Section 5 wasn’t supposed to bring us together
Published 12:00 am Monday, May 11, 2009
Section 5 of the federal Voting Rights Act of 1965 has achieved iconic status among civil rights enthusiasts for one reason: It has done what it was designed to do.
While Section 2 of the act made the somewhat murky pronouncement that “minority voting strength may not be diluted,” Section 5 provided the muscle to break Jim Crow’s stranglehold in Mississippi and other places where methods of preserving white power were legion.
Section 5 required a U.S. Justice Department preview of each and every state and local action affecting voting, no matter how major — such as redistricting an entire state for legislative seats — or how minor — such as changing the color of the paper used to print a town’s voter registration form.
A minuscule matter now has Section 5 before the U.S. Supreme Court for possible deletion by order of the court. The plaintiff is the Northwest Austin Municipal Utility District. It is a suburban water company in Texas. Due to Section 5, though, it faced the expense of asking the Justice Department if it could hold its board election in a school instead of the private home used previously.
Had the Justice Department determined the company wanted to move voting to discourage minorities or if minorities would have been disadvantaged, regardless of any intent, the application would have been rejected. Then, it would have been up to the utility to convince the U.S. District Court for the District of Columbia otherwise.
While it’s overkill to believe the power of the U.S. Justice Department is needed to assure that where a water club holds elections isn’t part of a racist scheme, it’s fair to say that Section 5, in other applications, has transformed the nation.
Before the Voting Rights Act, localities set the rules. They still do, but Section 5 applies the yardstick of racial fairness in advance.

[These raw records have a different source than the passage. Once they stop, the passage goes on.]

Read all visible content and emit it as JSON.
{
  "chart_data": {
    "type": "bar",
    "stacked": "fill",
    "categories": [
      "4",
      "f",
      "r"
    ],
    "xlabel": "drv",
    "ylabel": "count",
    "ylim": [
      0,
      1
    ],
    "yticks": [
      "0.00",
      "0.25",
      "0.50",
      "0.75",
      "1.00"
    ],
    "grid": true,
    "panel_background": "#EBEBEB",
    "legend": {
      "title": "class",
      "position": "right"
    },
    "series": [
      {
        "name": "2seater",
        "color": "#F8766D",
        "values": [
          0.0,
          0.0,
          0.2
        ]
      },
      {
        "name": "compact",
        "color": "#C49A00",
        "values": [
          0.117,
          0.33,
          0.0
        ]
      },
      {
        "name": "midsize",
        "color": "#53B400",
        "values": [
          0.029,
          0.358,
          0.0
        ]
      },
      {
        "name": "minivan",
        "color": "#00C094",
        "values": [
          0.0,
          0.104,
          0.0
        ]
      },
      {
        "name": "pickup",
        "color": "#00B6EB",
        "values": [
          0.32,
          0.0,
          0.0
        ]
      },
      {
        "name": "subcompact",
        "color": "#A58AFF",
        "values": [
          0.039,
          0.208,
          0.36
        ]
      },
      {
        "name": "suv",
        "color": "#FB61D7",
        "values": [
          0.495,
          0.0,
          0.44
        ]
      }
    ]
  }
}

It’s a myth that black Mississippians were denied, by law, the right to vote before the Civil Rights Movement. Legally, they were as entitled as anybody.
But in addition to intimidation, obstacles were created at two levels.
For individuals, there were literacy tests with white clerks as the pass-fail judges and the poll tax, a fee of $2 per year that kept poor whites from voting, too.
For blacks as a group, the discrimination took a less obvious form. For instance, when lines were drawn for electing five supervisors in a Mississippi County, care was taken so that black residents didn’t compose a majority in any district. Same for judgeships and seats in the Legislature and Congress. In cities, council members or aldermen were elected “at large” as long as white voters outnumbered blacks. That way, assuming voting strictly along racial lines, it was safe to assume no black candidate stood a chance of winning.
Once Section 2 declared such “dilution” illegal, Section 5 gave federal authorities to veto any plan that did not empower minorities. The Justice Department could not draw voting lines, but it could keep rejecting and rejecting. It took some Mississippi cities and towns more than 10 years to see the light. The first black member of Congress from this state wasn’t elected until 1986.
One aspect of Section 5 that irritates people is that it doesn’t apply nationwide, just in places where discrimination has been notorious. Fact is, the KKK is these days more active outside the South. That racism has no single home was implicit in a question posed by Chief Justice John Roberts. “Are Southerners more likely to discriminate than Northerners?” Roberts asked, with his skepticism showing.
Another claim is that we are “cured.” How can Mississippi, which has long been No. 1 in black people elected to office, be accused of excluding blacks? When a nation with a 12 percent black population elects a black president, hasn’t the sun set on the need for continuing to look over the shoulders of past transgressors?
The rejoinder from those supporting Section 5’s continued existence is, “Yes, because Barack Obama did not have the support of most white voters in the South.”
Therein, they miss the point entirely. The Voting Rights Act never pretended it could change people’s minds or decide their political views. Its sole purpose was to end one set of barriers by creating others.
Section 5’s enduring effect will be the colorization of politics we have today. Today, we candidly use the terms “black district” and “white district,” which opens a whole new web of issues. Are black people in white districts marginalized? Are white people in black districts represented?
Whether Section 5 is whacked by the Supreme Court or not, we’ll be dealing with matters of race for generations.